La foule se pressait au débotté du roi. Il fallait pour le moins y être vu. Chacun espérait qu’avec un peu de chance le roi lui adresserait un mot, et comble de félicité, il pourrait murmurer son nom pour être mis sur la liste , celle des élus qui souperaient ce soir dans les petits cabinets. Par vagues lentes et feutrées la fièvre gagnait la meute des courtisans. Abel s’en amusa un peu sans en rien laisser paraître. Ceux qui frémissaient d’impatience en cet instant savaient bien cependant qu’il y avait rarement une surprise quand l’huissier énumérait le nom des convives. On connaissait les habitués des petits appartements, choisis pour la plupart parmi ceux qui avaient suivi la chasse du jour. Le prince de Croÿ, le comte de Noailles, madame de Brancas… Mais comment se faire distinguer ? Il y fallait des ruses, il y avait des circuits. Parmi les élus certains avaient piétiné longtemps au débotté avant d’être appelés. Le prince de Croÿ en était un exemple. Son élévation soudaine lors qu’on ne l’attendait plus n’avait posé qu’un seul problème et ce n’était pas celui des quartiers de noblesse, il en était largement pourvu. Comment et par quelle entremise avait-il enfin fait le saut ? On dit un moment qu’il avait échoué à se faire inviter par l’entreprise de monsieur d’Harcourt son beau-père, on murmura ensuite qu’il avait franchi victorieusement lebarrage par l’entremise de Pâris de Montmartel. Sans doute fallait-il avoir aujourd’hui l’intelligence des temps nouveaux : un financier valait bien quelques quartiers de noblesse. Le monde avait changé. On louchait en direction d’Abel Poisson de Vandières, ce soir il souperait avec le roi. N’était-il pas le mieux placé ?

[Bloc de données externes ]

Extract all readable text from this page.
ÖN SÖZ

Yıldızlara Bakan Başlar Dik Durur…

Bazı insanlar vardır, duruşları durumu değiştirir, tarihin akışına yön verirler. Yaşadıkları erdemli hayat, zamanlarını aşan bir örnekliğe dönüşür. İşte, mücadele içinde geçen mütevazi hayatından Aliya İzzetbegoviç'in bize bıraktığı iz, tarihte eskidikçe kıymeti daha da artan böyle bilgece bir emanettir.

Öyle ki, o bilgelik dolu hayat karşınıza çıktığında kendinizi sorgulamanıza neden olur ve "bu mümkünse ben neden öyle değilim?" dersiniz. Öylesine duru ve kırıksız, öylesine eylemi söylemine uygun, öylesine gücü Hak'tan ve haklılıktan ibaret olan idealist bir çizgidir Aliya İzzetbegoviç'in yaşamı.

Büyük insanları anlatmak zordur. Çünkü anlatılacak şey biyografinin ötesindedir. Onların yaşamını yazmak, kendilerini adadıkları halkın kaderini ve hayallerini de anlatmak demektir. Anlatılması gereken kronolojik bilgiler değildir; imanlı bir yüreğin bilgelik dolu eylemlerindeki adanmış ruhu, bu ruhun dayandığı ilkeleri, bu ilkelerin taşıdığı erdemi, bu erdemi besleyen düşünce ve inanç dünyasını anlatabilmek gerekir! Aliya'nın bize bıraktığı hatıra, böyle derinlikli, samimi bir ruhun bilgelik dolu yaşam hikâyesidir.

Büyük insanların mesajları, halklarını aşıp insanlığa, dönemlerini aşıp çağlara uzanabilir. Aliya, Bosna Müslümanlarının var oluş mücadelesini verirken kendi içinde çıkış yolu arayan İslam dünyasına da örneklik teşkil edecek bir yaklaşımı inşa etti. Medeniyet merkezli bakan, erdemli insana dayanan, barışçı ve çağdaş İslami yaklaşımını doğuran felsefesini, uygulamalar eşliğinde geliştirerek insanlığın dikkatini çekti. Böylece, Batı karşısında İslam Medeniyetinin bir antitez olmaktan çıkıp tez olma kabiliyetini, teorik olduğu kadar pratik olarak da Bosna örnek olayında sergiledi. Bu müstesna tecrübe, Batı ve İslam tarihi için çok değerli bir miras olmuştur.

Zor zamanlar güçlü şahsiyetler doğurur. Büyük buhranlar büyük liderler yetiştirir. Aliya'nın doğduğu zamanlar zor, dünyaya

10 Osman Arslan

    Autour d’Abel dans l’antichambre c’était le brouhaha feutré de ceux qui avaient attendu pour voir ou plutôt pour être vus. Les mouvements lents de cette foule choisie faisaient ou défaisaient des groupes éphémères. Ils faisaient trois pas, quittaient un cercle, en créaient un autre, dans un ballet bien huilé dont ils connaissaient toutes les figures. On y murmurait, on y potinait, à voix basse mais pas trop, juste assez audible pour être entendue de celui qu’on voulait meurtrir. L’agression restait trop subtile pour qu’on pût en faire un esclandre. Abel savait qu’il aurait sa part dans ce beau déballage, il s’était juré pourtant de ne rien remarquer qui visât sa personne. Il passait d’un groupe à l’autre, s’attardait un instant, bavardait, souriait, saluait un nouveau venu. On l’épiait. Il le savait, il le sentait. Il demeurait calme et souriant. On se détournait à son passage d’un mouvement si léger et en apparence si naturel qu’on évitait de le saluer sans que le dédain fût flagrant. Il crut entendre « avant-hier », et il y eut un rire étouffé. On parlait donc de lui ! Il redressa encore un peu sa belle taille, fit peser un regard d’indifférence glacée alentour et passa. Il n’y avait rien là pour le surprendre. C’était dans l’air du moment de l’appeler « marquis d’avant-hier », ce qui était supposé traduire plaisammentmarquis de Vandières. Pure stupidité. Abel n’était pas marquis et dans l’immédiat ne s’en souciait pas. Pour prendre les références de Jeanne, il serait un jour Directeur des Bâtiments du Roi, le grand Colbert qui en son temps avait tenu cette charge n’avait jamais été marquis. Abel s’accommodait de son nom, Poisson de Vandières, Vandières étant une terre acquise de longue date par son père. Mais la sottise ambiante commençait à lui échauffer les oreilles. La plaisanterie était sotte, elle était plus cruelle encore.

    Le roi s’était retiré, la liste avait été dite. Il y eut alors comme un moment de flottement, comme si tout n’était pas joué d’avance, comme si on avait espéré. Peut-être. Pour ce soir encore l’affaire était donc entendue. On reviendrait demain.